Abstract
More than one million certified companies must choose, every three years, whether to renew or to withdraw from ISO 9001 certification. This paper investigates whether ISO 9001 decertification decision is driven by economic motivations. Using standard event-study methods, the paper looks into this question by comparing the abnormal performance of a sample of Portuguese firms that lose their certification with that of similar, non-event, firms. The paper finds no statistically significant differences in the economic performance of these two sets of firms in their post-ISO certification period. Such evidence suggests that economic underperformance is not the reason why companies are ISO decertifying and further suggests that the decision to decertify is economically irrelevant. The study advances possible explanations for this (ir)relevancy and puts forwards implications for theory and for the ISO 9001 governance system. The governance system must change in order to increase the economic benefits that organisations can expect to gain from ISO (re)certification. This is the first study assessing the impact of ISO 9001 certification on firms that subsequently lost the certificate.
Acknowledgements
The authors wish to thank two anonymous reviewers for their insightful comments and helpful suggestions. The authors also wish to thank Jennifer Nicole Elston and Carina Ramos Jesus for their help.
Disclosure statement
No potential conflict of interest was reported by the authors.
Notes
1 The matching procedure yields individual control portfolios that have between 2 and 859 matched firms.

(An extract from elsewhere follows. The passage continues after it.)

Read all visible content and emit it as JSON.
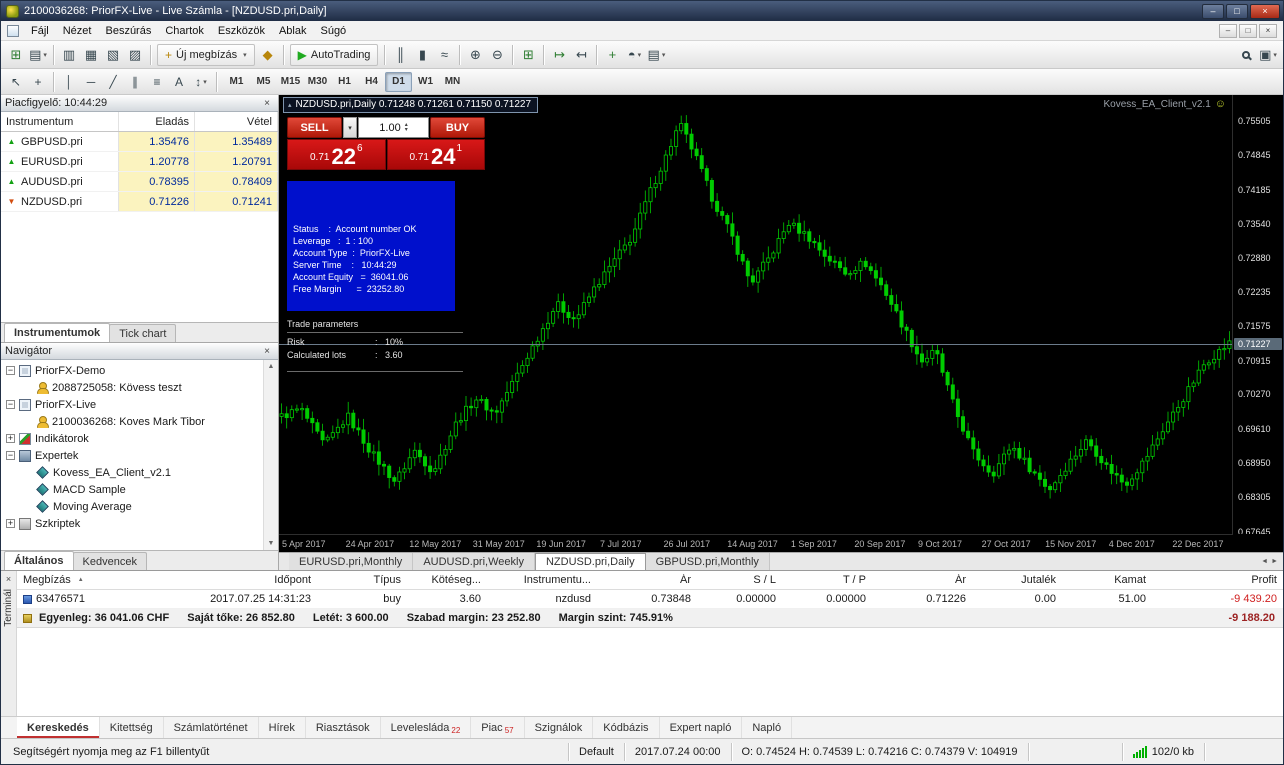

2 The Shapiro–Wilk test always rejected the hypothesis that abnormal performance is normally distributed with p-values below 0.01 in all the scenarios this paper explores.
3 On average, 32,000 firms are considered when computing the statistics for the AMADEUS population presented in .

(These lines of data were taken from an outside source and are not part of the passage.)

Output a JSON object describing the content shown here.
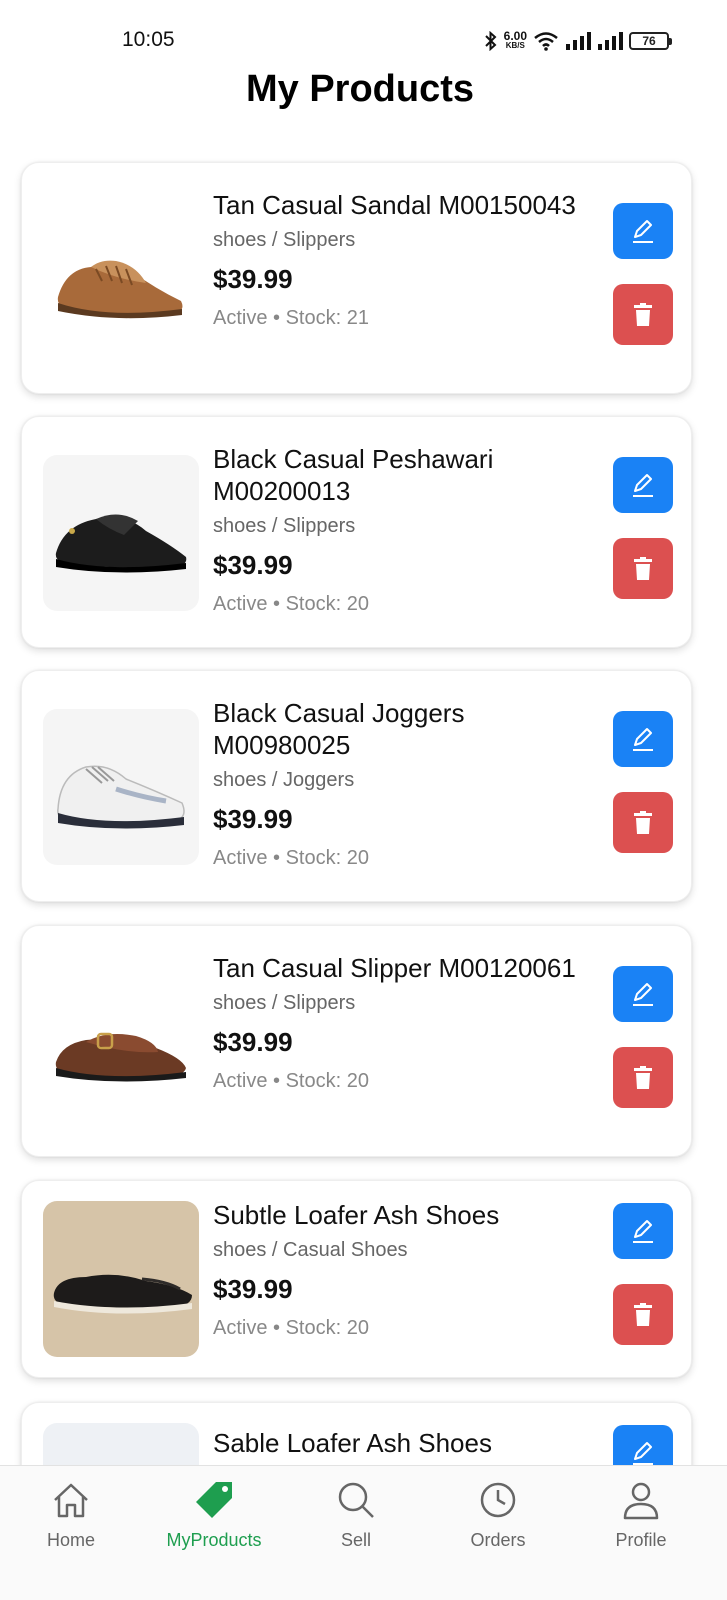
{
  "status_bar": {
    "time": "10:05",
    "net_speed": "6.00",
    "net_unit": "KB/S",
    "battery": "76"
  },
  "header": {
    "title": "My Products"
  },
  "colors": {
    "edit": "#1a82f5",
    "delete": "#dc5050",
    "active_nav": "#1e9e4f"
  },
  "products": [
    {
      "name": "Tan Casual Sandal M00150043",
      "category": "shoes / Slippers",
      "price": "$39.99",
      "meta": "Active • Stock: 21",
      "image": "tan-sandal",
      "edit_icon": "pencil-icon",
      "delete_icon": "trash-icon"
    },
    {
      "name": "Black Casual Peshawari M00200013",
      "category": "shoes / Slippers",
      "price": "$39.99",
      "meta": "Active • Stock: 20",
      "image": "black-peshawari",
      "edit_icon": "pencil-icon",
      "delete_icon": "trash-icon"
    },
    {
      "name": "Black Casual Joggers M00980025",
      "category": "shoes / Joggers",
      "price": "$39.99",
      "meta": "Active • Stock: 20",
      "image": "white-sneaker",
      "edit_icon": "pencil-icon",
      "delete_icon": "trash-icon"
    },
    {
      "name": "Tan Casual Slipper M00120061",
      "category": "shoes / Slippers",
      "price": "$39.99",
      "meta": "Active • Stock: 20",
      "image": "brown-slipper",
      "edit_icon": "pencil-icon",
      "delete_icon": "trash-icon"
    },
    {
      "name": "Subtle Loafer Ash Shoes",
      "category": "shoes / Casual Shoes",
      "price": "$39.99",
      "meta": "Active • Stock: 20",
      "image": "black-loafer",
      "edit_icon": "pencil-icon",
      "delete_icon": "trash-icon"
    },
    {
      "name": "Sable Loafer Ash Shoes",
      "image": "loafer",
      "edit_icon": "pencil-icon"
    }
  ],
  "nav": {
    "home": {
      "label": "Home",
      "icon": "home-icon"
    },
    "myproducts": {
      "label": "MyProducts",
      "icon": "tag-icon"
    },
    "sell": {
      "label": "Sell",
      "icon": "search-icon"
    },
    "orders": {
      "label": "Orders",
      "icon": "clock-icon"
    },
    "profile": {
      "label": "Profile",
      "icon": "person-icon"
    }
  }
}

4 One possible explanation links to the fact that 2008 was the first year of the world-wide financial crises generated by the demise of Lheman Brothers. Yet, the design of this paper’s event-study minimizes such criticism since the sample firms are carefully matched with other similar companies that have to compete in the exact same underlying economic setting.
5 Considering models of abnormal performance that match control firms on lagged ROA and 2-digit SIC code, lagged ROA and 4-digit SIC code or lagged ROA and 2-digit SIC code and size yields essentially the same result. These are available on request from the authors.